Friday, 6 Rabiul Awwal 1442 / 23 October 2020

Friday, 6 Rabiul Awwal 1442 / 23 October 2020

Sekitar 150 Ribu Kendaraan Pemudik Belum Lintasi Nagreg

Jumat 24 Jul 2015 19:38 WIB

Red: Yudha Manggala P Putra

Sejumlah pengendara roda dua terjebak kemacetan akibat peningkatan volume kendaraan di jalur selatan Jabar lintas Nagreg, Jawa Barat, Rabu (15/7).   (Republika/Rakhmawaty La'lang)

Sejumlah pengendara roda dua terjebak kemacetan akibat peningkatan volume kendaraan di jalur selatan Jabar lintas Nagreg, Jawa Barat, Rabu (15/7). (Republika/Rakhmawaty La'lang)

REPUBLIKA.CO.ID, BANDUNG -- Pos Penghitungan Arus Kendaraan Lebaran Dinas Perhubungan Kabupaten Bandung menyebutkan sekitar 150 ribuan kendaraan pemudik belum melintasi jalur selatan Jabar lintas Nagreg menuju Cileunyi pada musim arus milir Lebaran.

"Berdasarkan data sisa kendaraan yang belum kembali dari arus mudiknya lewat Nagreg sekitar 150 ribu kendaraan," kata Komandan Pos Penghitungan Arus Nagreg, Dinas Perhubungan Kabupaten Bandung Eric Alam Prabowo di Nagreg, Bandung, Jumat.

Ia mengatakan, penghitungan jumlah kendaraan itu berdasarkan total kendaraan yang melintas Nagreg selama tujuh hari pada musim arus mudik Lebaran sebanyak 1.165.179 kendaraan.

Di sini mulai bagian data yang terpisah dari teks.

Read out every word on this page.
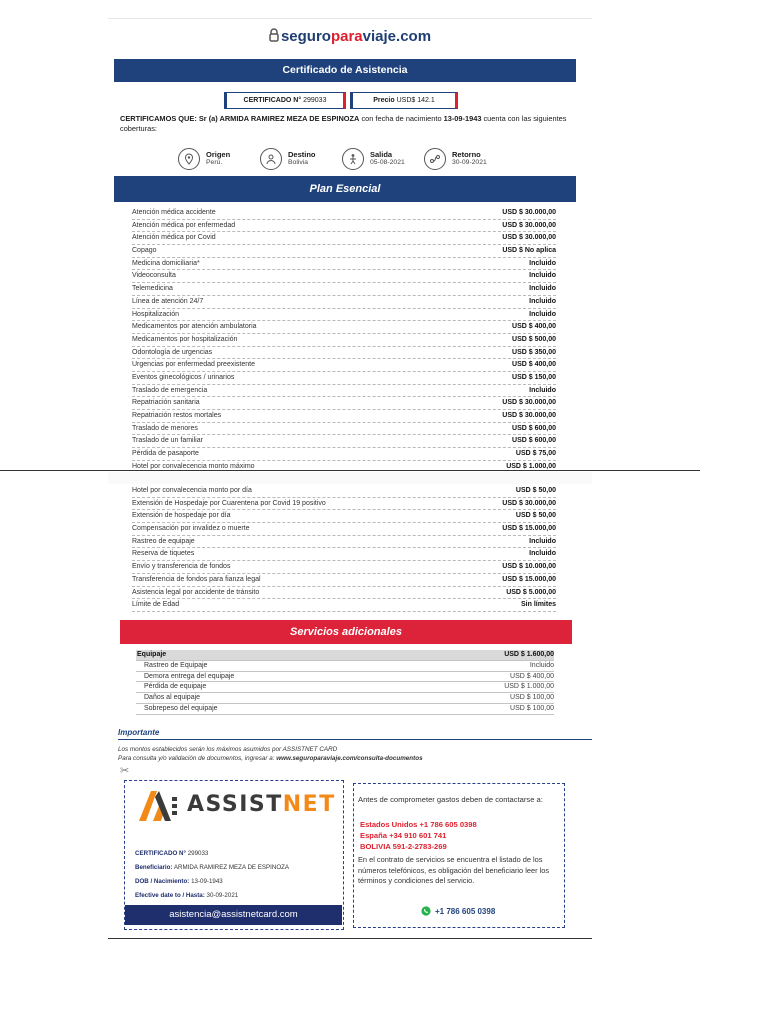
seguroparaviaje.com
Certificado de Asistencia
CERTIFICADO N° 299033	Precio USD$ 142.1
CERTIFICAMOS QUE: Sr (a) ARMIDA RAMIREZ MEZA DE ESPINOZA con fecha de nacimiento 13-09-1943 cuenta con las siguientes coberturas:
Origen
Perú.
Destino
Bolivia
Salida
05-08-2021
Retorno
30-09-2021
Plan Esencial
Atención médica accidente	USD $ 30.000,00
Atención médica por enfermedad	USD $ 30.000,00
Atención médica por Covid	USD $ 30.000,00
Copago	USD $ No aplica
Medicina domiciliaria*	Incluido
Videoconsulta	Incluido
Telemedicina	Incluido
Línea de atención 24/7	Incluido
Hospitalización	Incluido
Medicamentos por atención ambulatoria	USD $ 400,00
Medicamentos por hospitalización	USD $ 500,00
Odontología de urgencias	USD $ 350,00
Urgencias por enfermedad preexistente	USD $ 400,00
Eventos ginecológicos / urinarios	USD $ 150,00
Traslado de emergencia	Incluido
Repatriación sanitaria	USD $ 30.000,00
Repatriación restos mortales	USD $ 30.000,00
Traslado de menores	USD $ 600,00
Traslado de un familiar	USD $ 600,00
Pérdida de pasaporte	USD $ 75,00
Hotel por convalecencia monto máximo	USD $ 1.000,00
Hotel por convalecencia monto por día	USD $ 50,00
Extensión de Hospedaje por Cuarentena por Covid 19 positivo	USD $ 30.000,00
Extensión de hospedaje por día	USD $ 50,00
Compensación por invalidez o muerte	USD $ 15.000,00
Rastreo de equipaje	Incluido
Reserva de tiquetes	Incluido
Envío y transferencia de fondos	USD $ 10.000,00
Transferencia de fondos para fianza legal	USD $ 15.000,00
Asistencia legal por accidente de tránsito	USD $ 5.000,00
Límite de Edad	Sin límites
Servicios adicionales
Equipaje	USD $ 1.600,00
Rastreo de Equipaje	Incluido
Demora entrega del equipaje	USD $ 400,00
Pérdida de equipaje	USD $ 1.000,00
Daños al equipaje	USD $ 100,00
Sobrepeso del equipaje	USD $ 100,00
Importante
Los montos establecidos serán los máximos asumidos por ASSISTNET CARD
Para consulta y/o validación de documentos, ingresar a: www.seguroparaviaje.com/consulta-documentos
✂
ASSISTNET
CERTIFICADO N° 299033
Beneficiario: ARMIDA RAMIREZ MEZA DE ESPINOZA
DOB / Nacimiento: 13-09-1943
Efective date to / Hasta: 30-09-2021
asistencia@assistnetcard.com
Antes de comprometer gastos deben de contactarse a:
Estados Unidos +1 786 605 0398
España +34 910 601 741
BOLIVIA 591-2-2783-269
En el contrato de servicios se encuentra el listado de los números telefónicos, es obligación del beneficiario leer los términos y condiciones del servicio.
+1 786 605 0398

Sedangkan arus milir kendaraan terhitung sejak Lebaran sampai Jumat (24/7), kata dia, jumlahnya baru 834.126 kendaraan roda dua maupun empat. "Sisanya kemungkinan akan balik Sabtu atau Minggu atau akhir pekan ini bersamaan dengan sudah berakhirnya libur sekolah," katanya.

Menurut dia, sisa kendaraan itu belum tentu akan kembali melewati jalur selatan Jabar lintas Nagreg, melainkan bisa lewat jalur utara.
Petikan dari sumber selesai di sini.